The QR Code Risk Landscape in 2026
QR codes are everywhere in 2026. We use them to pay for parking, view menus, pick up packages, and connect to public WiFi. Their convenience makes them a target for criminals.
Security researchers and consumer protection agencies have consistently documented patterns in how QR code fraud works. Based on reported cases and cybersecurity findings, this is what the QR code threat landscape looks like today.
How Common Are Fake QR Codes?
The FBI and FTC have both issued public warnings about QR code fraud. Reported QR scams have increased each year since 2021. Cities including San Francisco, Austin, and London have publicly announced the removal of fake QR stickers from parking meters and public infrastructure.
Security research consistently points to three main categories of QR code risk in public spaces:
- Sticker Overlays: Fake codes physically placed over legitimate ones in high-traffic areas.
- Expired or Broken Codes: Legitimate codes left in place after the underlying link or service was shut down.
- Aggressive Data Collection: Codes that demand unnecessary location permissions or account login to view a simple menu or schedule.
The Most Documented Attack: The Sticker Overlay
Law enforcement reports consistently identify the sticker overlay as the most common physical QR code attack. The pattern is always the same: a criminal prints a convincing fake QR code sticker and pastes it over a legitimate one in a location where people expect to scan something.

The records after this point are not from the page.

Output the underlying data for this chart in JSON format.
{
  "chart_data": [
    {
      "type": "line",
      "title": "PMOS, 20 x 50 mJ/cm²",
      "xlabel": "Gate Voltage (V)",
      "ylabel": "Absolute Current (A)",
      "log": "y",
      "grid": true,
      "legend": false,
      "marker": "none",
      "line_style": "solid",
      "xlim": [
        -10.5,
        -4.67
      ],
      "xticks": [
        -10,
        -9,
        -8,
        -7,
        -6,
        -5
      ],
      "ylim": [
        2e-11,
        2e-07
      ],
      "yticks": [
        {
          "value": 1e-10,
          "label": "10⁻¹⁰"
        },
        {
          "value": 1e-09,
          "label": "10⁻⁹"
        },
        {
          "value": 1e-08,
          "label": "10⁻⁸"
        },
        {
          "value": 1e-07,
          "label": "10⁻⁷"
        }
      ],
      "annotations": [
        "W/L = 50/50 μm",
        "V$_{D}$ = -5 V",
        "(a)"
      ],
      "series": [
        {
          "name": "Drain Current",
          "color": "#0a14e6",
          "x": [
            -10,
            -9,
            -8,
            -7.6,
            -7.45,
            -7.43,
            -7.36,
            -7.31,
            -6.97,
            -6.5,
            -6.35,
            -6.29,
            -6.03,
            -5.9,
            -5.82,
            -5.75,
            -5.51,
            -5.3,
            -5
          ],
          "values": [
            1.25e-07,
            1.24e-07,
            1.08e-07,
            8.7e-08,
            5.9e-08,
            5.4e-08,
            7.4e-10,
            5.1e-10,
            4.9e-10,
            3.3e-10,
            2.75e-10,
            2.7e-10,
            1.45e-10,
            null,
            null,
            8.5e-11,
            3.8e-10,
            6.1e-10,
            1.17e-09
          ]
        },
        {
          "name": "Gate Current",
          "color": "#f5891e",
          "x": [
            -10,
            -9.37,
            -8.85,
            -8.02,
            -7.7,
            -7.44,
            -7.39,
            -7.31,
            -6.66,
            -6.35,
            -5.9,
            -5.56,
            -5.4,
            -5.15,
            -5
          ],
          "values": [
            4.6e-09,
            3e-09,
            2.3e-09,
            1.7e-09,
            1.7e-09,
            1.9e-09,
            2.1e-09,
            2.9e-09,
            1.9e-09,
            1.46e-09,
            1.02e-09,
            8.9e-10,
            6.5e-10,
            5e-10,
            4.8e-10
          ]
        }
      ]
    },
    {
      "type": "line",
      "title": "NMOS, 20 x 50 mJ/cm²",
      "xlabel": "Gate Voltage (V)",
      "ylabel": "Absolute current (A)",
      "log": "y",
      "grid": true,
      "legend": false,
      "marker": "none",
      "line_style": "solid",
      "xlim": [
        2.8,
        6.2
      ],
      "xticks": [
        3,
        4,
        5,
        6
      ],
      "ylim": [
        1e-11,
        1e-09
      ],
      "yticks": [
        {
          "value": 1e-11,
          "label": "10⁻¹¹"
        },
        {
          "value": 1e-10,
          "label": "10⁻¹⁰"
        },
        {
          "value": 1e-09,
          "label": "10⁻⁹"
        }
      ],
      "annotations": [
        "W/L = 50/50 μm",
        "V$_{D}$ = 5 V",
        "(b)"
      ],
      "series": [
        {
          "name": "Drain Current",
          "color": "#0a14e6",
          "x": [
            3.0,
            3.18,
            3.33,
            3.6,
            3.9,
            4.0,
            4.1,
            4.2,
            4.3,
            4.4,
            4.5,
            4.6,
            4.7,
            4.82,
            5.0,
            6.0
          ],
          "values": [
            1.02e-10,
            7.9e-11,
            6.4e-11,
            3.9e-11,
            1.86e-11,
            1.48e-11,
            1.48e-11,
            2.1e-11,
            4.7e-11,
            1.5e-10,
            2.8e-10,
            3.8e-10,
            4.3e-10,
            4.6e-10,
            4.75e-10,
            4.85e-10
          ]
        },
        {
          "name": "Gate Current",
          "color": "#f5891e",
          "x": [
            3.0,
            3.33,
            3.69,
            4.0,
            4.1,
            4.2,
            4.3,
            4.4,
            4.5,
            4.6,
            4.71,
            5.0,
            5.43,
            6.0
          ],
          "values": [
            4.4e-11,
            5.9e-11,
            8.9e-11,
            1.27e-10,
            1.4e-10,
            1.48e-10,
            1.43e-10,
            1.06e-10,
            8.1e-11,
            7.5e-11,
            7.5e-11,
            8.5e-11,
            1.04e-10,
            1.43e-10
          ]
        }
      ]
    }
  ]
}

Confirmed real-world locations from published reports include:
- Parking meters and pay stations: The highest-risk category. Multiple US cities have discovered fake payment QR stickers on parking machines. The code looks identical to the official one but redirects to a site that steals credit card details.
- Bike and scooter share stations: Fake unlock codes have been found in several cities, directing users to pay a deposit on a fraudulent site.
- Restaurant tables and menus: Stickers placed over original QR codes that redirect to malware download pages, often disguised as a required app install.
Aggressive Tracking to Watch For
Not all problematic QR codes are scams. Some are legitimate businesses that make unreasonable data requests before letting you access basic information:
- Requiring exact GPS location before showing a restaurant menu
- Requiring an email account login to access free public WiFi
- Redirecting to an app store download when a website would do the job
If a QR code requires you to give up more information than the service warrants, close the page and report it to the staff.
How to Identify a Suspicious Code
Physical signs that a QR code may have been tampered with:
- Sticker texture: Run your finger over it. If it feels raised or layered on a smooth metal or glass surface, it may be a fake sticker placed over the original.
- Size mismatch: A fake sticker is often slightly smaller or larger than the outlined space on an official sign.
- Looks newer than surroundings: If the QR code sticker looks freshly printed while the rest of the sign shows wear, that is a warning sign.
The 3-Second Safety Check
Before scanning any code in a public space, take 3 seconds:
- Feel it: Is it a sticker on top of another surface?
- Read it: Check the URL preview before tapping the link.
- Question it: Does it ask you to log in, download an app, or pay through an unfamiliar site?
If you answer yes to any of these, do not proceed. Use the official app or website instead.